(updated with correction)
A bid by SEC regulators to have unlimited time to seek civil penalties met with skepticism from U.S. Supreme Court justices Tuesday in a case brought by a former portfolio manager and the chief operating officer with GAMCO Investors.
Gabelli Funds LLC reached a $16 million settlement with the SEC in April 2008 over alleged market timing in the Gabelli Global Fund between 1999 and 2002. The SEC did not discover the alleged fraud until 2003, so lower court allowed the discovery process to continue beyond the five-year statute of limitations on the last market-timing transaction.

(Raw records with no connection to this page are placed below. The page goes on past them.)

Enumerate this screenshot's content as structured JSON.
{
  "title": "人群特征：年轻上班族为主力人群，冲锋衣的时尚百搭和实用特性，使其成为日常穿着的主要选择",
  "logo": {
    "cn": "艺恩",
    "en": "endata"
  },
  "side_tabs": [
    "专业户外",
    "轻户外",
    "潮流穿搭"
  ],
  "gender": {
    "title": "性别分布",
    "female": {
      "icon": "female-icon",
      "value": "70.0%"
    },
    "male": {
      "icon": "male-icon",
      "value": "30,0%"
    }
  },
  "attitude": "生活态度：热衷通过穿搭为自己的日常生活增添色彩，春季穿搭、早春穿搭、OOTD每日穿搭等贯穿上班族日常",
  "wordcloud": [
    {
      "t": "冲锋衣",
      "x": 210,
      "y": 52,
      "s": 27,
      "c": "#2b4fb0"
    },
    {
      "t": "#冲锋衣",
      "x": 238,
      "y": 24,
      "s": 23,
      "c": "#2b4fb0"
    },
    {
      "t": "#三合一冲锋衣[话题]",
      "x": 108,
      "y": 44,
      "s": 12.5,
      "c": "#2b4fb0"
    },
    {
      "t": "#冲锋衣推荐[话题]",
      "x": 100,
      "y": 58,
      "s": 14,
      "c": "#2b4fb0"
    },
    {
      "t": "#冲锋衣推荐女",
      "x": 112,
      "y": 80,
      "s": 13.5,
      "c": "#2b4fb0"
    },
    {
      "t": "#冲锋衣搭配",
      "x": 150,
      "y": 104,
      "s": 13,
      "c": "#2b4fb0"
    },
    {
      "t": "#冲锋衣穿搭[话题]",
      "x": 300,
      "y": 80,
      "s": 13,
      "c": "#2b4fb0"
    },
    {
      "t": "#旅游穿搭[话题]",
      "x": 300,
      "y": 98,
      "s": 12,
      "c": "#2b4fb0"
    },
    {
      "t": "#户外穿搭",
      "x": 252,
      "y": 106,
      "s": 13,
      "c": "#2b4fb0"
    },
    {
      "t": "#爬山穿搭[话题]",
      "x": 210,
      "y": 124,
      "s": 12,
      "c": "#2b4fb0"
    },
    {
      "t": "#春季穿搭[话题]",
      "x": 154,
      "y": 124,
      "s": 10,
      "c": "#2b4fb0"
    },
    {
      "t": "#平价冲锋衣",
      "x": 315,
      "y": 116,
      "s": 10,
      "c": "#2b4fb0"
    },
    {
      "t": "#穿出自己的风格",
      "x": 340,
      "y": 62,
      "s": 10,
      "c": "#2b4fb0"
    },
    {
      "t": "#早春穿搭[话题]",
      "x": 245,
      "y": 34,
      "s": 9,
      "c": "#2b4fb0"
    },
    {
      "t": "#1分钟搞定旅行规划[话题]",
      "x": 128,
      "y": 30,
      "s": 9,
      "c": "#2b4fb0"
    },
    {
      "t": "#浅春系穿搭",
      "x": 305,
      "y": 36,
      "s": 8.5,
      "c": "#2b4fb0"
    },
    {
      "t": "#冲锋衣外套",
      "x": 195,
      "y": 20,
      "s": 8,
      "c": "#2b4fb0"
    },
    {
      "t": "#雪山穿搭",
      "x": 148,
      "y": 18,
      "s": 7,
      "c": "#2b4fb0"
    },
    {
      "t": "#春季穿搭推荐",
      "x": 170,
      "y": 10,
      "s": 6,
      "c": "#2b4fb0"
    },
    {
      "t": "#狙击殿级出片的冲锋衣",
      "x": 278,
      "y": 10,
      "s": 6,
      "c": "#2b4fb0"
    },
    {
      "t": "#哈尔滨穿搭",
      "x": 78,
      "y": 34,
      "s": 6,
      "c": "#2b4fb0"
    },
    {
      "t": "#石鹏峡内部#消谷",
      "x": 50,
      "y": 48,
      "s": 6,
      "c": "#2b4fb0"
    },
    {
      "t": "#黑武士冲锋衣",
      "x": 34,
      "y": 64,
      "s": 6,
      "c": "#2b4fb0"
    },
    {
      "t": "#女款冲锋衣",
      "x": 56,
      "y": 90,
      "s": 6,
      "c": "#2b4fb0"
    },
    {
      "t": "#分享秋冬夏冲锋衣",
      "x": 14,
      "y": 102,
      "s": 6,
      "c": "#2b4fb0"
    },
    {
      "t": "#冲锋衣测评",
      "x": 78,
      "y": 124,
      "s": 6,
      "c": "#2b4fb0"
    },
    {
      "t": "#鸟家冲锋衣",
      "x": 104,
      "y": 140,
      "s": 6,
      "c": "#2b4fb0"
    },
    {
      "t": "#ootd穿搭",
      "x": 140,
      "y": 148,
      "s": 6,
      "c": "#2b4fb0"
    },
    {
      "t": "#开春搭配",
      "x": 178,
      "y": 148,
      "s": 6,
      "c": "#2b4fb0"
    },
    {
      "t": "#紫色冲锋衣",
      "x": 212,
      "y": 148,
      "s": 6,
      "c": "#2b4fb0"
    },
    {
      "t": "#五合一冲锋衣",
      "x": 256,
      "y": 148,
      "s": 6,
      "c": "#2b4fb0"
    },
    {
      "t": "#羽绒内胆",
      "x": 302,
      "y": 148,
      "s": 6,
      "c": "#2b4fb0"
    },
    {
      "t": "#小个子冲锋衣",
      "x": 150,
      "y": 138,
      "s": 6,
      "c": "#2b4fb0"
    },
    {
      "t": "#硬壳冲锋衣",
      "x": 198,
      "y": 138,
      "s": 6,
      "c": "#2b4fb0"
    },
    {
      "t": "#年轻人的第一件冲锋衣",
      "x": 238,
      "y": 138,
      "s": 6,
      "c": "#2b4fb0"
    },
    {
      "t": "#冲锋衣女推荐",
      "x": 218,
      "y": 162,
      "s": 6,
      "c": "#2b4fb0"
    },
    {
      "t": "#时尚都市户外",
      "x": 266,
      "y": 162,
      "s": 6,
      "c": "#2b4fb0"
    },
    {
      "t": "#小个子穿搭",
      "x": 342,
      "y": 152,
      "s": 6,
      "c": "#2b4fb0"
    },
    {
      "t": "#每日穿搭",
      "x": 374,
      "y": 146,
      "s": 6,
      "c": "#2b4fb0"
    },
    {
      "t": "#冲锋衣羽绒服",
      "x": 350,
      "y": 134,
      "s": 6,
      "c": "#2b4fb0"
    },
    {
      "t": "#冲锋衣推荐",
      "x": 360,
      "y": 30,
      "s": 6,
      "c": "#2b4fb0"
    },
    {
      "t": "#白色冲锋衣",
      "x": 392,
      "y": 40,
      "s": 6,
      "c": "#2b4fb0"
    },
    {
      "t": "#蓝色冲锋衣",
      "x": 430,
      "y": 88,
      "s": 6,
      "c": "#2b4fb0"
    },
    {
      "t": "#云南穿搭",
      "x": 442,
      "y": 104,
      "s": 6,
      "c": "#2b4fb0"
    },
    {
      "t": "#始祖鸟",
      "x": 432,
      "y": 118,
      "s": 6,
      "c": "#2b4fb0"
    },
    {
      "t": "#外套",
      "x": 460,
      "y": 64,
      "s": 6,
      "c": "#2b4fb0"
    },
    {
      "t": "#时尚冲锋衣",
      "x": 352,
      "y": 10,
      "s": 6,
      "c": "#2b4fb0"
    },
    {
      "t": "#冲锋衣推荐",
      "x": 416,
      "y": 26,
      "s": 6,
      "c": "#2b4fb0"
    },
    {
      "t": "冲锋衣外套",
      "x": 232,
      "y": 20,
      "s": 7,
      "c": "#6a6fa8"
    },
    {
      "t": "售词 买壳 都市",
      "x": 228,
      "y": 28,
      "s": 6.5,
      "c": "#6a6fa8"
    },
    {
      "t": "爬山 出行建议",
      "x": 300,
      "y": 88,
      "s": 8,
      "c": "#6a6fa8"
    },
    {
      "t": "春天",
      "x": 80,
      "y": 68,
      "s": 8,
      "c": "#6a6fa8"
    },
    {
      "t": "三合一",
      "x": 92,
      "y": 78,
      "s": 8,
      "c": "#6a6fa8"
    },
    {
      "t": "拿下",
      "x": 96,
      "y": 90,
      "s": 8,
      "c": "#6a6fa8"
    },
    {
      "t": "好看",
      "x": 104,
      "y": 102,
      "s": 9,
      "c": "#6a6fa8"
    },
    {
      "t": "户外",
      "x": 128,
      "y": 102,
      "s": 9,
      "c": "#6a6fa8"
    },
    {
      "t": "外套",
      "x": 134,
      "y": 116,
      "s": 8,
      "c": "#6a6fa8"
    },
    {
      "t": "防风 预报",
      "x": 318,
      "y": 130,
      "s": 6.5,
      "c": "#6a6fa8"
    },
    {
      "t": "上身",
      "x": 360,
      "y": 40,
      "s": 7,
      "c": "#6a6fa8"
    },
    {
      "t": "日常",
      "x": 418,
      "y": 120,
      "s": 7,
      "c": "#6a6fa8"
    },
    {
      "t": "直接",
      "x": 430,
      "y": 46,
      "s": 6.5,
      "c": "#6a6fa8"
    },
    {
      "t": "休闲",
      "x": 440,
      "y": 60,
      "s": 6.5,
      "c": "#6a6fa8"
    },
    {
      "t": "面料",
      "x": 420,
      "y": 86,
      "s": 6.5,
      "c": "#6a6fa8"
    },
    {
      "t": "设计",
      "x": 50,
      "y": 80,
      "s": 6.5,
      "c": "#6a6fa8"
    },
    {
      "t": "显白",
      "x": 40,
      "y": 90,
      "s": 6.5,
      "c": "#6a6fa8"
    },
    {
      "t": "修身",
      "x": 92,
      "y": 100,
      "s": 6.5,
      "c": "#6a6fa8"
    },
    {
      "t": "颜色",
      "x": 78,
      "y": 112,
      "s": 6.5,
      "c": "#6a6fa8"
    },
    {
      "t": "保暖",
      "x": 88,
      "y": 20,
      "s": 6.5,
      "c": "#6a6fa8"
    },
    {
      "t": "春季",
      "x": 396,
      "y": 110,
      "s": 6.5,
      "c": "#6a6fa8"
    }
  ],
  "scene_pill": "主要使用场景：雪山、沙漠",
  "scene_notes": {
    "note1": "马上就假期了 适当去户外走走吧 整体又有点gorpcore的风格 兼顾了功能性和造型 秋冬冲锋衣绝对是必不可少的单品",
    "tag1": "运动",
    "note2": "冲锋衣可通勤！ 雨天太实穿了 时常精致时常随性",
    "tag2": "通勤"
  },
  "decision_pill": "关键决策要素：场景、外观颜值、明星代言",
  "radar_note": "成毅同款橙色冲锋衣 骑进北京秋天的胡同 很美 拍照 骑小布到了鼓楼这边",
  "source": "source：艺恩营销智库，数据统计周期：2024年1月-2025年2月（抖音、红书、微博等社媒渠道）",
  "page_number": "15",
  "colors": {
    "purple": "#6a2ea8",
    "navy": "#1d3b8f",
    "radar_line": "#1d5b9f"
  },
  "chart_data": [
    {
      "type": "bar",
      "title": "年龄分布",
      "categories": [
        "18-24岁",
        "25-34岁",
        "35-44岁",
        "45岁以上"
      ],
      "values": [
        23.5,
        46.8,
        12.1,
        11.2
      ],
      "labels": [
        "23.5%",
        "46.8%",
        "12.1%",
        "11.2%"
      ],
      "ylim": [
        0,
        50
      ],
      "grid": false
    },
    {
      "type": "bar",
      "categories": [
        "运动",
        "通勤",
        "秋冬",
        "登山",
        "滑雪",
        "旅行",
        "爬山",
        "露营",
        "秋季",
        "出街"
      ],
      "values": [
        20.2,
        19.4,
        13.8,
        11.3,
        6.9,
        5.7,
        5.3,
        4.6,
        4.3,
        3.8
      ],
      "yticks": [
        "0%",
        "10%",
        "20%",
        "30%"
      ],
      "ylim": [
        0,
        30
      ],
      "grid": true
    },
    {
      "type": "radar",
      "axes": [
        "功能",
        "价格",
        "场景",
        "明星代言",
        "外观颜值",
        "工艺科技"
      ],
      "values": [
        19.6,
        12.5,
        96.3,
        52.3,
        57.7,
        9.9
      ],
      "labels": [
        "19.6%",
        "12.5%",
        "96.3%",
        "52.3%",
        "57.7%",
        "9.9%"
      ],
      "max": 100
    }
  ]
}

Since that statute of limitations applies to government penalty actions by most federal agencies, the Supreme Court's ruling, expected this summer, could have broader implications for any civil government enforcement action, several justices noted during arguments. “It would represent an extreme departure for anything this court had ever held,” said Justice Sonia Sotomayor.
“It seems to me to have enormous consequences for the government to suddenly try (this argument),” said Justice Stephen Breyer.
Arguing for the Gabelli plaintiffs, Marc Gabelli and Bruce Alpert, attorney Lewis Liman of Cleary Gottlieb Steen & Hamilton in New York characterized the case, Gabelli et al vs. SEC, U.S. Supreme Court, as “an outlier” that should not be allowed to change the rules governing the statute of limitations on federal actions.